179. Based on Question #13 from EducationalQuestions.com:   How would you grade spelling quizzes or written answers on any test for a student who appears to be dyslexic? He has not been labelled as so by any test that I am aware of, but he can't read aloud without help with basically every word. Also, his discussion answers are impossible to read. The letters do not make words. It's as if they're jumbled up.

The first thing you may wish to do is to refer this students for testing. Definitely, there is a problem here and it is better to find out what the problem is ASAP.

However, I would like to comment on the technique of having students read aloud.

The first step in TEACHING reading is to provide the necessary background experiences for students to understand, BEFORE they read, they key ideas and the key concepts in the reading selection. Thus, ALL reading INSTRUCTION needs to begin with an experience where the students develop the necessary concepts and have the opportunity to LISTEN and SPEAK the language they are about to read.

The second step in TEACHING reading is to provide for the students the WRITTEN WORDS they just heard and spoke during the background experience so that ALL key words are heard, spoken and seen BEFORE the reading. Thus, students are provided an opportunity to perceive the experience and the words that describe the experience.

Now the students --having listened to, spoken and seen the words they are about to read-- are ready for the third step in TEACHING reading: They must hear someone --the teacher or a tape-- reading the selection so that they hear the selection being read with good intonation and proper rhythm and pace.
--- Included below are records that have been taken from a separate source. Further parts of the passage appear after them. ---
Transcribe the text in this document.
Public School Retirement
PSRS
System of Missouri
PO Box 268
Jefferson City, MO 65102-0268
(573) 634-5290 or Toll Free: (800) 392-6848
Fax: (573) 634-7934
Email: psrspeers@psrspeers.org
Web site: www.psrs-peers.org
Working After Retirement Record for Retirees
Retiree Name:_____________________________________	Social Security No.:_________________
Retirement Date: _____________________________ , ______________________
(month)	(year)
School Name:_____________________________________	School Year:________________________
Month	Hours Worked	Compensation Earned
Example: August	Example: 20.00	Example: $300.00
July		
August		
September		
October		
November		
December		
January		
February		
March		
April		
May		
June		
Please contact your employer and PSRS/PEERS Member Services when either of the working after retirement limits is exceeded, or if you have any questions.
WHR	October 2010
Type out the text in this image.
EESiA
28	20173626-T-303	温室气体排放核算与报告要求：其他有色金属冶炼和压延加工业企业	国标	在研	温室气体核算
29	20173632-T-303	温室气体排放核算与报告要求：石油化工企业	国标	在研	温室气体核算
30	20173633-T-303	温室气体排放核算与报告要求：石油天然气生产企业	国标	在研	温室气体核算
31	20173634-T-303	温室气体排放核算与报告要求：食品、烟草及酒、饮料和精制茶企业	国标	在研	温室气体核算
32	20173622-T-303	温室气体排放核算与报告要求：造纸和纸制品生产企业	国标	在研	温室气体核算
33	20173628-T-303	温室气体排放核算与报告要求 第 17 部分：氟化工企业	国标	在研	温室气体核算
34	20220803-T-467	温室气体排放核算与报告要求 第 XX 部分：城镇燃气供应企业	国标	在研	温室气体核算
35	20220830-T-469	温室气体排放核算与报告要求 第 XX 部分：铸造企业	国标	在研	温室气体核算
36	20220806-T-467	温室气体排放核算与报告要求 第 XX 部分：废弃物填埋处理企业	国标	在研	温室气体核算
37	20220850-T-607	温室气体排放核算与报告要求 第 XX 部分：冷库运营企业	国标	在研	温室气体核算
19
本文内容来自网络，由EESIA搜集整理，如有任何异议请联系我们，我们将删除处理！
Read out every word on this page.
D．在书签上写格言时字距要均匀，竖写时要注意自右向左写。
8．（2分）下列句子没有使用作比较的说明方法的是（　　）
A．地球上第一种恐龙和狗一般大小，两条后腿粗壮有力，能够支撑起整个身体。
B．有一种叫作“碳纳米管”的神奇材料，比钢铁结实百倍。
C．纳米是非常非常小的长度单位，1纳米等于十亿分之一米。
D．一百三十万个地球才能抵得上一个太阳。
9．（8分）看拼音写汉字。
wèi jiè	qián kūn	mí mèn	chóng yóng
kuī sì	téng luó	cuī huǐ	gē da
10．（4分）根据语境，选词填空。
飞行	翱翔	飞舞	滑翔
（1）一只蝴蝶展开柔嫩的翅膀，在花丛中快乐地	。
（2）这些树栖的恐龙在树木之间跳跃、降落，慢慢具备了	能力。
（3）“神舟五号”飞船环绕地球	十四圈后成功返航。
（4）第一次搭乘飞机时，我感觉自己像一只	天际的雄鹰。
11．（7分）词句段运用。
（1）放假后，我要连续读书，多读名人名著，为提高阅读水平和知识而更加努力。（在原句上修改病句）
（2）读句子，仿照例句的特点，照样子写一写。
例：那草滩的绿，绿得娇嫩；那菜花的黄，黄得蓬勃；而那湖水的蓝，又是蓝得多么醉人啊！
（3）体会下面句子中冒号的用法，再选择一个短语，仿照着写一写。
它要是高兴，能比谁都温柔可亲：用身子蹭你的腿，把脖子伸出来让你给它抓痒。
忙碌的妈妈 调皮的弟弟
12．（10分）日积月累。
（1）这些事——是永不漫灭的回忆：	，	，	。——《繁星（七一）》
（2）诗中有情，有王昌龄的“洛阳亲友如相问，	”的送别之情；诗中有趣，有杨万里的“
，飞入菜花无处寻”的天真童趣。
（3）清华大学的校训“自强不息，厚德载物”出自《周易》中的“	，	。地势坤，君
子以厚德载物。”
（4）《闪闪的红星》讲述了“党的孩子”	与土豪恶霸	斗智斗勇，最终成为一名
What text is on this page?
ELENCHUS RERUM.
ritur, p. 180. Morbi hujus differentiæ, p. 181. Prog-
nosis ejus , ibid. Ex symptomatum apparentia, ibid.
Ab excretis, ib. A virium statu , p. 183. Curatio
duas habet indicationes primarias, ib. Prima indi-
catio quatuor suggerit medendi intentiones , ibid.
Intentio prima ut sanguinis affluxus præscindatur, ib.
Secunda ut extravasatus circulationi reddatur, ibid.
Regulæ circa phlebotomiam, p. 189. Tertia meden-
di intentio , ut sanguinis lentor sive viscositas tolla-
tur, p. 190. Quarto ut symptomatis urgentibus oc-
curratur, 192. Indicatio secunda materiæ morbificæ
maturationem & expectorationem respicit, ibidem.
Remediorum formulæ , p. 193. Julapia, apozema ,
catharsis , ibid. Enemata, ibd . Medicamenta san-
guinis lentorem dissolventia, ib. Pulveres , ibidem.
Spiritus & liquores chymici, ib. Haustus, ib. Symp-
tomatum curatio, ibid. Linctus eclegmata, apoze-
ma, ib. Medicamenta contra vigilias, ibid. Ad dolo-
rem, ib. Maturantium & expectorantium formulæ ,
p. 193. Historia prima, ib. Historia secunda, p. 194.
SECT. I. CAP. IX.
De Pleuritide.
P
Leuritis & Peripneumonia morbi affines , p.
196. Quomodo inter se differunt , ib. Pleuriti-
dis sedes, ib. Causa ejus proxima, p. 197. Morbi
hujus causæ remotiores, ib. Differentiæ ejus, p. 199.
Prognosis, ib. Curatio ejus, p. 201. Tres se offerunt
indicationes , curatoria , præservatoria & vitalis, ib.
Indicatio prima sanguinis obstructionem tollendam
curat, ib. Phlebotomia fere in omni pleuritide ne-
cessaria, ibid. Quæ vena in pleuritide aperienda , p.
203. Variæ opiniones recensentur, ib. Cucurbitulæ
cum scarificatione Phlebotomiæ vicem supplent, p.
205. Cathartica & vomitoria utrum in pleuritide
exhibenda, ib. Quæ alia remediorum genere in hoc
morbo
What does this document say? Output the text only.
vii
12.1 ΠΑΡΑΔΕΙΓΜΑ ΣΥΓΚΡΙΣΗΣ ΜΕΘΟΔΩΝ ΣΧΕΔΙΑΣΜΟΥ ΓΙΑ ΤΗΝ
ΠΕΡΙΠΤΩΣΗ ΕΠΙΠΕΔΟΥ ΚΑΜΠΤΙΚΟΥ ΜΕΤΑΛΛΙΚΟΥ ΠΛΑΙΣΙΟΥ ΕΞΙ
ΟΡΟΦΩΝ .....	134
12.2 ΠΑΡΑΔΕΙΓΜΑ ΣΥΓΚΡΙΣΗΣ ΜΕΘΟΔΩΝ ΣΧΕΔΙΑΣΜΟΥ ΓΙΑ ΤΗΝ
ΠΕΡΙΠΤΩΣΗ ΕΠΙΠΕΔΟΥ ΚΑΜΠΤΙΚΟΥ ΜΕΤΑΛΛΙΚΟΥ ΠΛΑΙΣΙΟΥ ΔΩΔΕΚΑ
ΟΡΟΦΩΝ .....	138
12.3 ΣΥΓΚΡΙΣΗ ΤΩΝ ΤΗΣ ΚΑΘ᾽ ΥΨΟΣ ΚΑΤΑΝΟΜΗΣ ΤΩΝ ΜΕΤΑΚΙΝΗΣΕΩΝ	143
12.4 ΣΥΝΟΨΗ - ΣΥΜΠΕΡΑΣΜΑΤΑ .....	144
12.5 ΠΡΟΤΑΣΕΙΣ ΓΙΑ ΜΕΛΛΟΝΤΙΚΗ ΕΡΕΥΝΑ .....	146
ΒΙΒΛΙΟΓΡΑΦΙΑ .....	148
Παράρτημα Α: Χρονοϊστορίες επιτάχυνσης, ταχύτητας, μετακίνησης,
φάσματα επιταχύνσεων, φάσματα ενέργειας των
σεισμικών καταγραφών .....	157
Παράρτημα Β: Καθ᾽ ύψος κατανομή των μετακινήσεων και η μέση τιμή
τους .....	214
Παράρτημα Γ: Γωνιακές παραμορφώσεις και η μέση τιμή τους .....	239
At this time the teacher may wish to use a technique where (s)he reads and stops at any one point in the reading selection. The students read only ONE word after the teacher stops and then the teacher continues reading aloud with fluency, intonation, rhythm and appropriate speed. This technique gives students the opportunity to decode or decipher the words they have seen before in isolation.

Finally, the students read the selection silently and proceed to do follow-up oral discussions or other instructional activities where they can provide evidence of understanding.

READING ALOUD by students should never be done on NEW reading selections. Students should read aloud ONLY previously mastered reading selections. Reading selections to be read aloud should be those that students
(1) fully understand because they were provided the necessary background experience(s);
(2) have listened to, and spoken, the key words in the reading selection;
(3) have seen the written words BEFORE actually silently reading along with the teacher, or another person, or a tape;
(4) have repeatedly silently read so that they truly can read aloud with fluency, with intonation, with feelings, with rhythm and at an appropriate pace.

Reading aloud, during adult life, is rarely done by most people. Teachers, librarians, actors, newscasters, etc., are among the adults that read aloud as part of their jobs. Most people need not read aloud to make a living. Thus, reading aloud should be done as if the reader is talking, not as if the reader is reading for the first time a selection.

TEACHING reading aloud requires teaching many pre-requisite skills, as indicated above. No student should be asked to read aloud a reading selection that the student encounters for the very first time.

Now, about writing: If a student has a very difficult handwriting, you may wish to have the student word-process (h)is/er composition rather than writing it by hand. This way the student can spell-check as (s)he types (h)is/er composition.

If the student just does NOT know how to spell, you may wish to have the student DICTATE the composition to another student, or to a tutor or assistant. Then that other person can word-process the dictation and show the student how the words (s)he has said can be written down. The student can then re-copy (h)is/er own words using a word-processor or in (h)is/er own handwriting.